First they soak it in big tubs with water, where it sits for a week. The result is a mud-like layer on the bottom with water floating on top. They remove the water and mix in sand with the mud. The sand helps dry out the mixture and makes it lighter in weight.
They pour this mixture out on tarps they lay down on the floor in preparation for kneading it. The process of kneading the clay is so physically demanding that Manuel can only do it every other day, with a rest day in between where he stays home and works on his own pottery pieces. Manuel has a counterpart that does his same job the days that he's resting. Because of the weight of the clay Manuel kneads with his feet, stomping on it repeatedly, taking out air bubbles that might be in the clay and compacting it. It takes two men to roll up the clay and get it ready to be bagged. Lorenzo jumps in to give him a hand and help him roll the clay up.
After this the big rolls of clay are cut with a nylon string and bagged. Some bags will be sold the same day to local potters and some will be stored in a big warehouse-like structure for Roger and his team to create their pieces throughout the rest of the year, until the dry season comes again and they can extract and process more clay.
BRINGING THE PIECES TO LIFE
Each piece Roger and his team make goes through a similar process. They all start with creating the shape on a kick wheel, which by the way they have built themselves. Once the shape is made they let it dry a bit so it hardens and is easier to handle without deforming it.

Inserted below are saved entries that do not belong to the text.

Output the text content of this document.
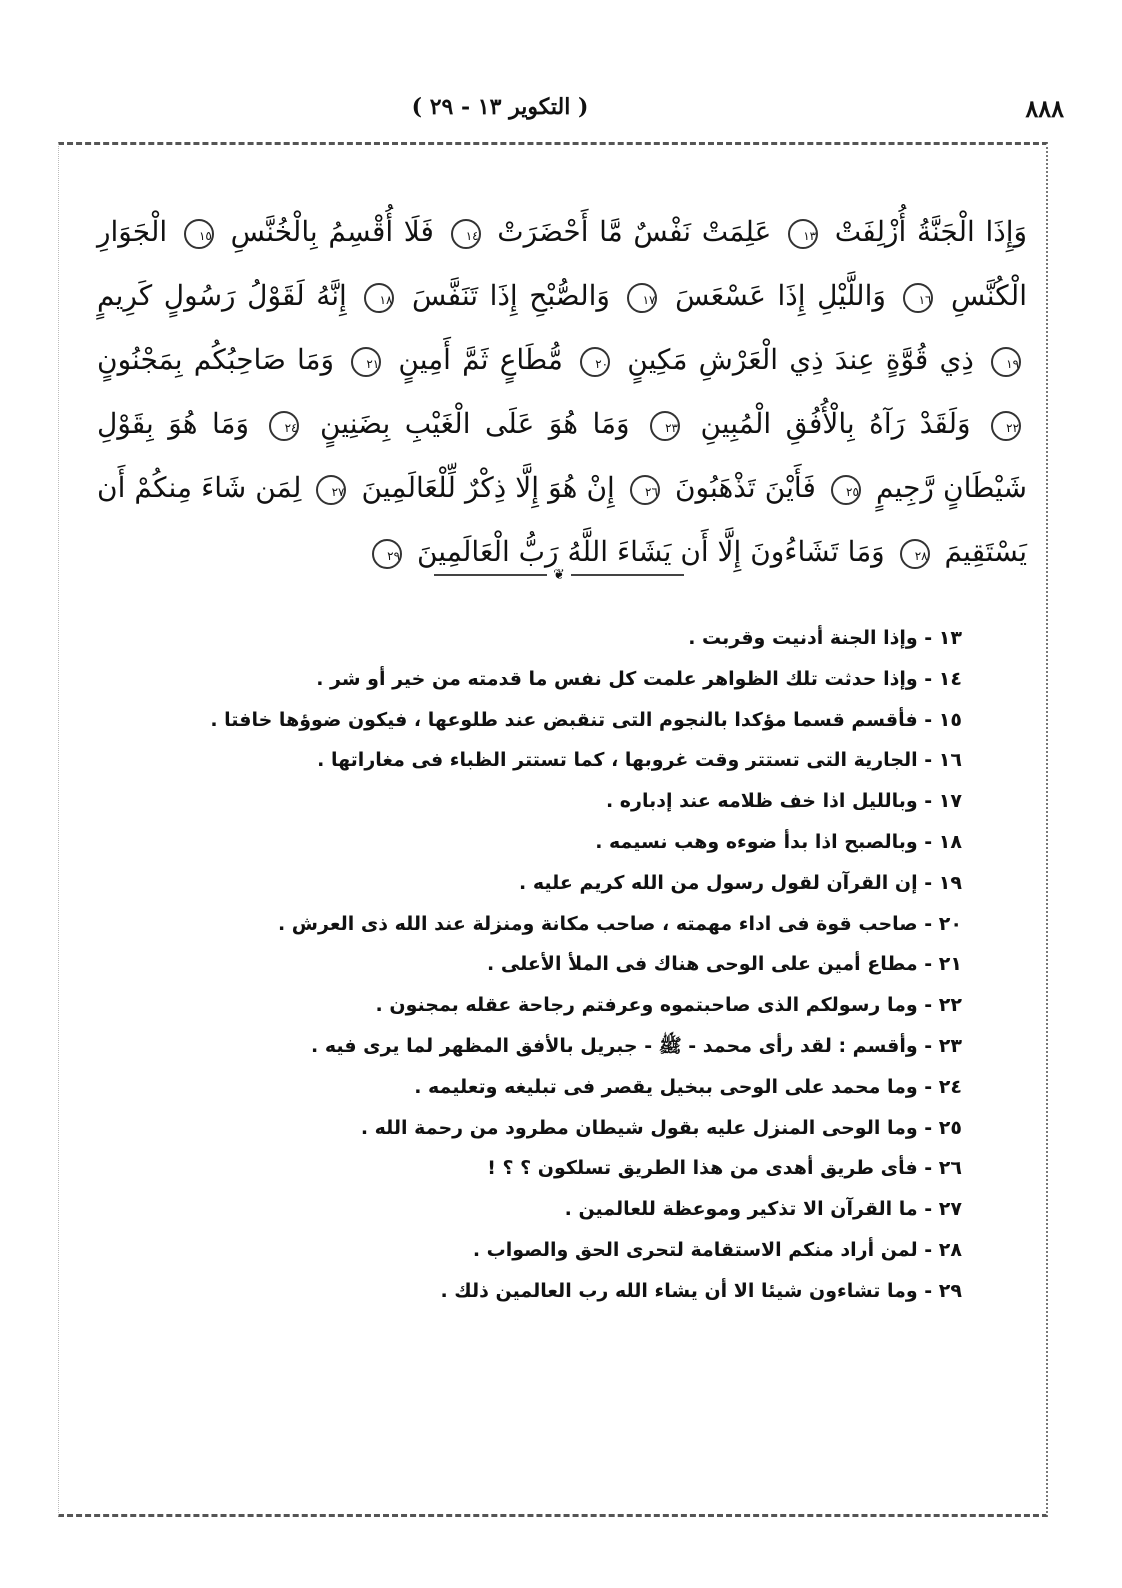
٨٨٨
( التكوير ١٣ - ٢٩ )
وَإِذَا الْجَنَّةُ أُزْلِفَتْ ١٣ عَلِمَتْ نَفْسٌ مَّا أَحْضَرَتْ ١٤ فَلَا أُقْسِمُ بِالْخُنَّسِ ١٥ الْجَوَارِ الْكُنَّسِ ١٦ وَاللَّيْلِ إِذَا عَسْعَسَ ١٧ وَالصُّبْحِ إِذَا تَنَفَّسَ ١٨ إِنَّهُ لَقَوْلُ رَسُولٍ كَرِيمٍ ١٩ ذِي قُوَّةٍ عِندَ ذِي الْعَرْشِ مَكِينٍ ٢٠ مُّطَاعٍ ثَمَّ أَمِينٍ ٢١ وَمَا صَاحِبُكُم بِمَجْنُونٍ ٢٢ وَلَقَدْ رَآهُ بِالْأُفُقِ الْمُبِينِ ٢٣ وَمَا هُوَ عَلَى الْغَيْبِ بِضَنِينٍ ٢٤ وَمَا هُوَ بِقَوْلِ شَيْطَانٍ رَّجِيمٍ ٢٥ فَأَيْنَ تَذْهَبُونَ ٢٦ إِنْ هُوَ إِلَّا ذِكْرٌ لِّلْعَالَمِينَ ٢٧ لِمَن شَاءَ مِنكُمْ أَن يَسْتَقِيمَ ٢٨ وَمَا تَشَاءُونَ إِلَّا أَن يَشَاءَ اللَّهُ رَبُّ الْعَالَمِينَ ٢٩
❦
١٣ - وإذا الجنة أدنيت وقربت .
١٤ - وإذا حدثت تلك الظواهر علمت كل نفس ما قدمته من خير أو شر .
١٥ - فأقسم قسما مؤكدا بالنجوم التى تنقبض عند طلوعها ، فيكون ضوؤها خافتا .
١٦ - الجارية التى تستتر وقت غروبها ، كما تستتر الظباء فى مغاراتها .
١٧ - وبالليل اذا خف ظلامه عند إدباره .
١٨ - وبالصبح اذا بدأ ضوءه وهب نسيمه .
١٩ - إن القرآن لقول رسول من الله كريم عليه .
٢٠ - صاحب قوة فى اداء مهمته ، صاحب مكانة ومنزلة عند الله ذى العرش .
٢١ - مطاع أمين على الوحى هناك فى الملأ الأعلى .
٢٢ - وما رسولكم الذى صاحبتموه وعرفتم رجاحة عقله بمجنون .
٢٣ - وأقسم : لقد رأى محمد - ﷺ - جبريل بالأفق المظهر لما يرى فيه .
٢٤ - وما محمد على الوحى ببخيل يقصر فى تبليغه وتعليمه .
٢٥ - وما الوحى المنزل عليه بقول شيطان مطرود من رحمة الله .
٢٦ - فأى طريق أهدى من هذا الطريق تسلكون ؟ ؟ !
٢٧ - ما القرآن الا تذكير وموعظة للعالمين .
٢٨ - لمن أراد منكم الاستقامة لتحرى الحق والصواب .
٢٩ - وما تشاءون شيئا الا أن يشاء الله رب العالمين ذلك .
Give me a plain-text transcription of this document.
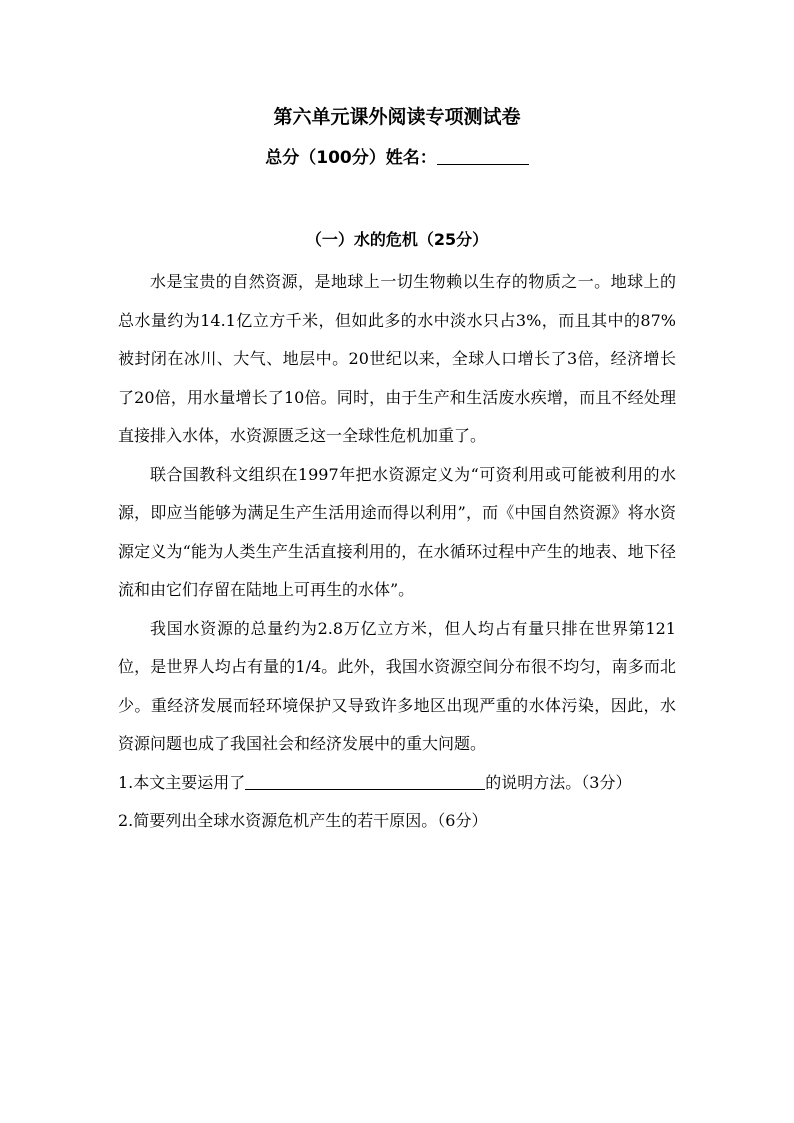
第六单元课外阅读专项测试卷
总分（100分）姓名：
（一）水的危机（25分）

水是宝贵的自然资源，是地球上一切生物赖以生存的物质之一。地球上的总水量约为14.1亿立方千米，但如此多的水中淡水只占3%，而且其中的87%被封闭在冰川、大气、地层中。20世纪以来，全球人口增长了3倍，经济增长了20倍，用水量增长了10倍。同时，由于生产和生活废水疾增，而且不经处理直接排入水体，水资源匮乏这一全球性危机加重了。

联合国教科文组织在1997年把水资源定义为“可资利用或可能被利用的水源，即应当能够为满足生产生活用途而得以利用”，而《中国自然资源》将水资源定义为“能为人类生产生活直接利用的，在水循环过程中产生的地表、地下径流和由它们存留在陆地上可再生的水体”。

我国水资源的总量约为2.8万亿立方米，但人均占有量只排在世界第121位，是世界人均占有量的1/4。此外，我国水资源空间分布很不均匀，南多而北少。重经济发展而轻环境保护又导致许多地区出现严重的水体污染，因此，水资源问题也成了我国社会和经济发展中的重大问题。

1.本文主要运用了	的说明方法。（3分）
2.简要列出全球水资源危机产生的若干原因。（6分）
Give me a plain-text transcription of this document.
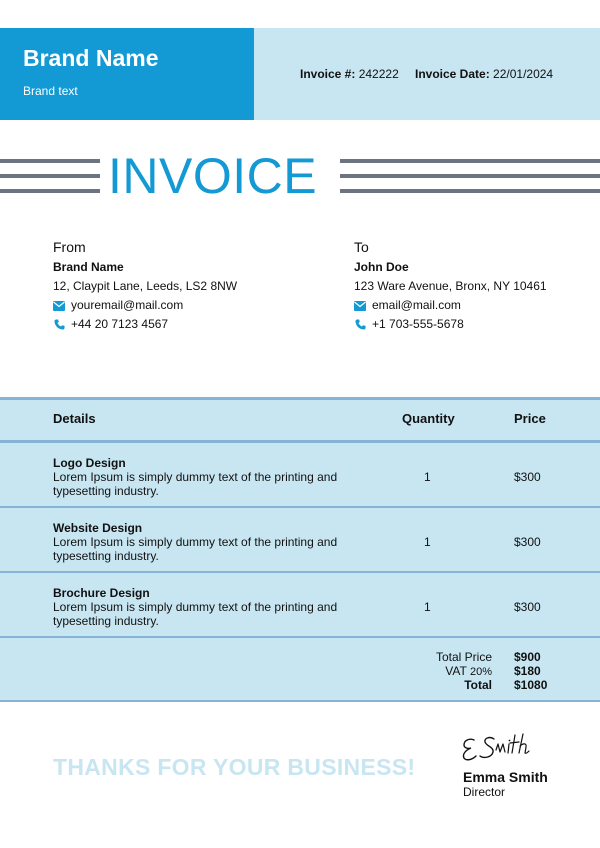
Brand Name
Brand text
Invoice #: 242222 Invoice Date: 22/01/2024
INVOICE
From
Brand Name
12, Claypit Lane, Leeds, LS2 8NW
youremail@mail.com
+44 20 7123 4567
To
John Doe
123 Ware Avenue, Bronx, NY 10461
email@mail.com
+1 703-555-5678
Details	Quantity	Price
Logo Design
Lorem Ipsum is simply dummy text of the printing and typesetting industry.
1	$300
Website Design
Lorem Ipsum is simply dummy text of the printing and typesetting industry.
1	$300
Brochure Design
Lorem Ipsum is simply dummy text of the printing and typesetting industry.
1	$300
Total Price $900
VAT 20% $180
Total $1080
THANKS FOR YOUR BUSINESS!	Emma Smith
Director
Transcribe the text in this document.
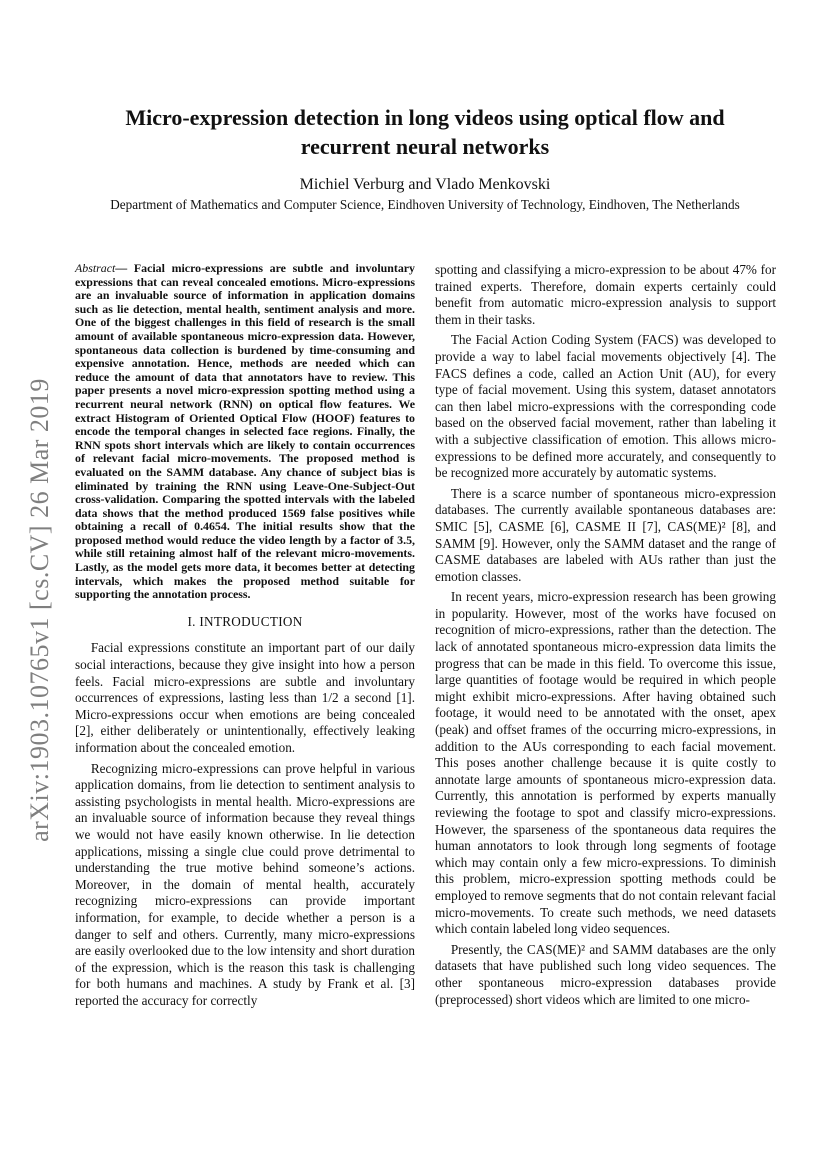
arXiv:1903.10765v1 [cs.CV] 26 Mar 2019
Micro-expression detection in long videos using optical flow and recurrent neural networks
Michiel Verburg and Vlado Menkovski
Department of Mathematics and Computer Science, Eindhoven University of Technology, Eindhoven, The Netherlands
Abstract— Facial micro-expressions are subtle and involuntary expressions that can reveal concealed emotions. Micro-expressions are an invaluable source of information in application domains such as lie detection, mental health, sentiment analysis and more. One of the biggest challenges in this field of research is the small amount of available spontaneous micro-expression data. However, spontaneous data collection is burdened by time-consuming and expensive annotation. Hence, methods are needed which can reduce the amount of data that annotators have to review. This paper presents a novel micro-expression spotting method using a recurrent neural network (RNN) on optical flow features. We extract Histogram of Oriented Optical Flow (HOOF) features to encode the temporal changes in selected face regions. Finally, the RNN spots short intervals which are likely to contain occurrences of relevant facial micro-movements. The proposed method is evaluated on the SAMM database. Any chance of subject bias is eliminated by training the RNN using Leave-One-Subject-Out cross-validation. Comparing the spotted intervals with the labeled data shows that the method produced 1569 false positives while obtaining a recall of 0.4654. The initial results show that the proposed method would reduce the video length by a factor of 3.5, while still retaining almost half of the relevant micro-movements. Lastly, as the model gets more data, it becomes better at detecting intervals, which makes the proposed method suitable for supporting the annotation process.
I. INTRODUCTION

Facial expressions constitute an important part of our daily social interactions, because they give insight into how a person feels. Facial micro-expressions are subtle and involuntary occurrences of expressions, lasting less than 1/2 a second [1]. Micro-expressions occur when emotions are being concealed [2], either deliberately or unintentionally, effectively leaking information about the concealed emotion.

Recognizing micro-expressions can prove helpful in various application domains, from lie detection to sentiment analysis to assisting psychologists in mental health. Micro-expressions are an invaluable source of information because they reveal things we would not have easily known otherwise. In lie detection applications, missing a single clue could prove detrimental to understanding the true motive behind someone’s actions. Moreover, in the domain of mental health, accurately recognizing micro-expressions can provide important information, for example, to decide whether a person is a danger to self and others. Currently, many micro-expressions are easily overlooked due to the low intensity and short duration of the expression, which is the reason this task is challenging for both humans and machines. A study by Frank et al. [3] reported the accuracy for correctly

spotting and classifying a micro-expression to be about 47% for trained experts. Therefore, domain experts certainly could benefit from automatic micro-expression analysis to support them in their tasks.

The Facial Action Coding System (FACS) was developed to provide a way to label facial movements objectively [4]. The FACS defines a code, called an Action Unit (AU), for every type of facial movement. Using this system, dataset annotators can then label micro-expressions with the corresponding code based on the observed facial movement, rather than labeling it with a subjective classification of emotion. This allows micro-expressions to be defined more accurately, and consequently to be recognized more accurately by automatic systems.

There is a scarce number of spontaneous micro-expression databases. The currently available spontaneous databases are: SMIC [5], CASME [6], CASME II [7], CAS(ME)² [8], and SAMM [9]. However, only the SAMM dataset and the range of CASME databases are labeled with AUs rather than just the emotion classes.

In recent years, micro-expression research has been growing in popularity. However, most of the works have focused on recognition of micro-expressions, rather than the detection. The lack of annotated spontaneous micro-expression data limits the progress that can be made in this field. To overcome this issue, large quantities of footage would be required in which people might exhibit micro-expressions. After having obtained such footage, it would need to be annotated with the onset, apex (peak) and offset frames of the occurring micro-expressions, in addition to the AUs corresponding to each facial movement. This poses another challenge because it is quite costly to annotate large amounts of spontaneous micro-expression data. Currently, this annotation is performed by experts manually reviewing the footage to spot and classify micro-expressions. However, the sparseness of the spontaneous data requires the human annotators to look through long segments of footage which may contain only a few micro-expressions. To diminish this problem, micro-expression spotting methods could be employed to remove segments that do not contain relevant facial micro-movements. To create such methods, we need datasets which contain labeled long video sequences.

Presently, the CAS(ME)² and SAMM databases are the only datasets that have published such long video sequences. The other spontaneous micro-expression databases provide (preprocessed) short videos which are limited to one micro-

At this point they add any additional clay touches or parts like studs, legs, handles or any other details. If the piece is going to be glazed they cover it with a layer of primer that helps even out the surface, which can be a bit coarse because of the sand in the clay mix. The primer will also ensure that the glaze isn't completely absorbed by the piece.
Primed pieces are then covered with the glaze. Once glazed but before they go into the kiln additional touches like carved out lines are applied.
The pieces are fired in the kiln which is heated by burning wood. For pieces that have a smoked finishing a special type of wood is burnt underneath so that the smoke of the wood gives the pieces a burnt like finish.
Although many hands touch a piece, each one is inscribed with Roger's name on the bottom.